Figure 10—figure supplement 1. Endocytosis of Tfn-TxR in the presence of AIM-100 in cells depleted of Ack1 or CHC.

Figure 10—figure supplement 1.

(A) Single-channel images of Tfn-TxR (561 filter channel; maximal intensity projections of 3D images) corresponding to the merged images shown in Figure 10B and C are presented. Scale bars, 10 µm. (B) Quantification of the amount of vesicular (endosomal) Tfn-TxR in 3D images from the experiment presented in (A). Bars represent mean value of arbitrary linear units of fluorescence intensity (a.l.u.f.i.) of Tfn-TxR (±SD; n = 3–4). P value is calculated for ‘vehicle’ versus ‘AIM-100’. The experiment is representative of at least five independent experiments.
Figure 10—figure supplement 2. AIM-100-induced DAT oligomerization is not induced by KRCA-0008 and not affected by CHC knockdown.
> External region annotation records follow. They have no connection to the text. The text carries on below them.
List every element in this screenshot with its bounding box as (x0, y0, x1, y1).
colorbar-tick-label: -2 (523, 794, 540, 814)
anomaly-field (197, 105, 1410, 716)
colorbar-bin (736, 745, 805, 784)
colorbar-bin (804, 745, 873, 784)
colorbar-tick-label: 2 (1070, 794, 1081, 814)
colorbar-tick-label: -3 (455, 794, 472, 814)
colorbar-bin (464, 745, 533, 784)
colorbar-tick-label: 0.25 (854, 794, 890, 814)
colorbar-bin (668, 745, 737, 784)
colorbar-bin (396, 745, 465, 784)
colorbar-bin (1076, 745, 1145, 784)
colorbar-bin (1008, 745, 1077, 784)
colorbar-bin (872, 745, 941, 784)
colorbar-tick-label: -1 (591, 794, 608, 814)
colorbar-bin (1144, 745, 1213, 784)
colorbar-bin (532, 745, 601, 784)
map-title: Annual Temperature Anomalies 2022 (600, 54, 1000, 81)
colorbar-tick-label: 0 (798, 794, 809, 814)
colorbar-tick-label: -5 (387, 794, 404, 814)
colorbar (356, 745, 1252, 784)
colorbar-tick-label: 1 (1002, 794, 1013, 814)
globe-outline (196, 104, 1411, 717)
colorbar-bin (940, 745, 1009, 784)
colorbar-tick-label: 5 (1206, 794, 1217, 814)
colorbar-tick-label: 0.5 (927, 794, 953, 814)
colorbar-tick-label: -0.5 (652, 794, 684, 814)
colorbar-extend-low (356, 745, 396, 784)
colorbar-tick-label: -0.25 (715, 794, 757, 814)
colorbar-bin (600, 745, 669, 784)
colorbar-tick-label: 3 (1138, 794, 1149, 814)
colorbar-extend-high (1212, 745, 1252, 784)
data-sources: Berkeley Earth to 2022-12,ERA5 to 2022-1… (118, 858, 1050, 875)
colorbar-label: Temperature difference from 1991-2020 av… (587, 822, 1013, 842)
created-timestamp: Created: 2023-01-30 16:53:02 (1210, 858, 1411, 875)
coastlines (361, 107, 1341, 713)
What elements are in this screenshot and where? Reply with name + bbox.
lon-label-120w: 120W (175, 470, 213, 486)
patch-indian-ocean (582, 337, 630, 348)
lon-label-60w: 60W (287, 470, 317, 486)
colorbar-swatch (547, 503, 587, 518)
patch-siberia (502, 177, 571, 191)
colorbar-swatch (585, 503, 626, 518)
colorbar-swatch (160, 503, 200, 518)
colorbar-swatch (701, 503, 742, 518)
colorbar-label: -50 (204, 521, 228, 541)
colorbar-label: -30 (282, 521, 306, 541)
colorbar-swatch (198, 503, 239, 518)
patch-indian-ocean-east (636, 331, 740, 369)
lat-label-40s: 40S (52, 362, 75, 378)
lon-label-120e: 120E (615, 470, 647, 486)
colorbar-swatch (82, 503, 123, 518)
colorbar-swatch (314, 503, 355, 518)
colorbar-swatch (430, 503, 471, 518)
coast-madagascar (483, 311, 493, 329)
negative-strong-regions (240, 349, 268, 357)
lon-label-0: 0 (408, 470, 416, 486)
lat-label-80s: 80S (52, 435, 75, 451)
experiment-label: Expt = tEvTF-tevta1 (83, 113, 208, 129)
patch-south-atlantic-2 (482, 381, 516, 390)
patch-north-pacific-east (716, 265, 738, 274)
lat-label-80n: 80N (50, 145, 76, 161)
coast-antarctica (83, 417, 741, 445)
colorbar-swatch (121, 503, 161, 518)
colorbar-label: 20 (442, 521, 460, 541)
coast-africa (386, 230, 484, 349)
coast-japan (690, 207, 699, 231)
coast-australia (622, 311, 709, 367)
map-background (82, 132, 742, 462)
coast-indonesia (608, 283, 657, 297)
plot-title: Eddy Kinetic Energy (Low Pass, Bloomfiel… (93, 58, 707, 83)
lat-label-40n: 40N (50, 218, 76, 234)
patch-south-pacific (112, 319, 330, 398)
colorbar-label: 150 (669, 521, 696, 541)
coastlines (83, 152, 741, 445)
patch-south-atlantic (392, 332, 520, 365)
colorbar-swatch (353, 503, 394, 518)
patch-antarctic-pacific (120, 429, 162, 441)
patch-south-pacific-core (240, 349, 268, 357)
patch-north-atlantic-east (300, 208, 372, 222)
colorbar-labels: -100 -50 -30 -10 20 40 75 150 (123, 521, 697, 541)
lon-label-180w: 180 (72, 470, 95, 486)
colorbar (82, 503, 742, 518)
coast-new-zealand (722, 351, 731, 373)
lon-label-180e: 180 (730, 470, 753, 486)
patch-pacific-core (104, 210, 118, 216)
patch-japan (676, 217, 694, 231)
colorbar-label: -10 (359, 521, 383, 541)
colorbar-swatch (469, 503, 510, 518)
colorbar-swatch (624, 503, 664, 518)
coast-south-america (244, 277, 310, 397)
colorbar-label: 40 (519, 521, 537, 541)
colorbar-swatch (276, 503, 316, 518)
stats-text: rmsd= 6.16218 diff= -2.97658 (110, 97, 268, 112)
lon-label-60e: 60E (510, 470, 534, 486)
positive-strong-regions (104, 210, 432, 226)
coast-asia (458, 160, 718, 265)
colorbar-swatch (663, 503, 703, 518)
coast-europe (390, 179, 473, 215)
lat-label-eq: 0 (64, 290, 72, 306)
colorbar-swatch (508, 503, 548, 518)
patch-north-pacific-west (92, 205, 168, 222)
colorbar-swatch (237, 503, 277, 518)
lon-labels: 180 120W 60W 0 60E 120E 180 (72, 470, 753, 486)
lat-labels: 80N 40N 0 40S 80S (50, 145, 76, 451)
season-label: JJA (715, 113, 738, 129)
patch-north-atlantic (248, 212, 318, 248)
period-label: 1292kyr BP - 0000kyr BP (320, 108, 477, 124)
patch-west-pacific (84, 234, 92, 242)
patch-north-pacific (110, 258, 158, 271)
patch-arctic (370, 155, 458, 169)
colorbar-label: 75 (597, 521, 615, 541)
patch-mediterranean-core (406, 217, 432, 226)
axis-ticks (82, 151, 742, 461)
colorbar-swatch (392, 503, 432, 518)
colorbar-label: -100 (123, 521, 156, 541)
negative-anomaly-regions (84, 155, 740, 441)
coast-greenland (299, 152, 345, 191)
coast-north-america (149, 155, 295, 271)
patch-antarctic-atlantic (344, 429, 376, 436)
Figure 10—figure supplement 2.

(A) PAE/YFP-HA-DAT cells were incubated with vehicle (DMSO), 20 µM AIM-100, 10 µM cocaine plus 20 µM AIM-100 or 20 µM KRCA-0008 for 2 hr at 37°C, lysed, and YFP-HA-DAT was detected by blotting with the GFP antibody. M, monomers; O, oligomers. (B) PAE/YFP-HA-DAT cells were transfected twice with non-targeting (NT) or clathrin heavy chain (CHC). After 5 days, the cells were incubated with DMSO or AIM-100 as in (A), lysed, and probed for DAT oligomerization (GFP antibody) and the efficiency of knock-downs (CHC antibody). All lanes are from the same blot. M, monomers; O, oligomers.
Figure 10—figure supplement 3. Endosomal accumulation of DAT in the presence of monensin is partically clathrin-dependent.

Figure 10—figure supplement 3.

(A) PAE/YFP-HA-DAT cells were transfected with non-targeting (NT) or clathrin heavy chain (CHC) siRNAs. After 3 days, the cells were incubated with HA11 for 30 min at 37°C, and then further incubated with vehicle (DMSO) or 25 µM monensin for 60 min at 37°C. After fixation, cultures were stained with secondary anti-mouse antibodies conjugated with Cy5 (surface YFP-HA-DAT), permeabilized with Triton X-100 and stained with secondary anti-mouse conjugated with Cy3 (internalized YFP-HA-DAT). 3D images were acquired through 488 (YFP, not shown), 561 (Cy3, red) and 640 nm (Cy5, cyan) channels. Individual confocal sections are shown. Scale bars, 10 µm. (B) The Cy3/Cy5 ratio was calculated in HA11 uptake experiments exemplified in (A). Results are presented as mean values (±SD, n = 5-6).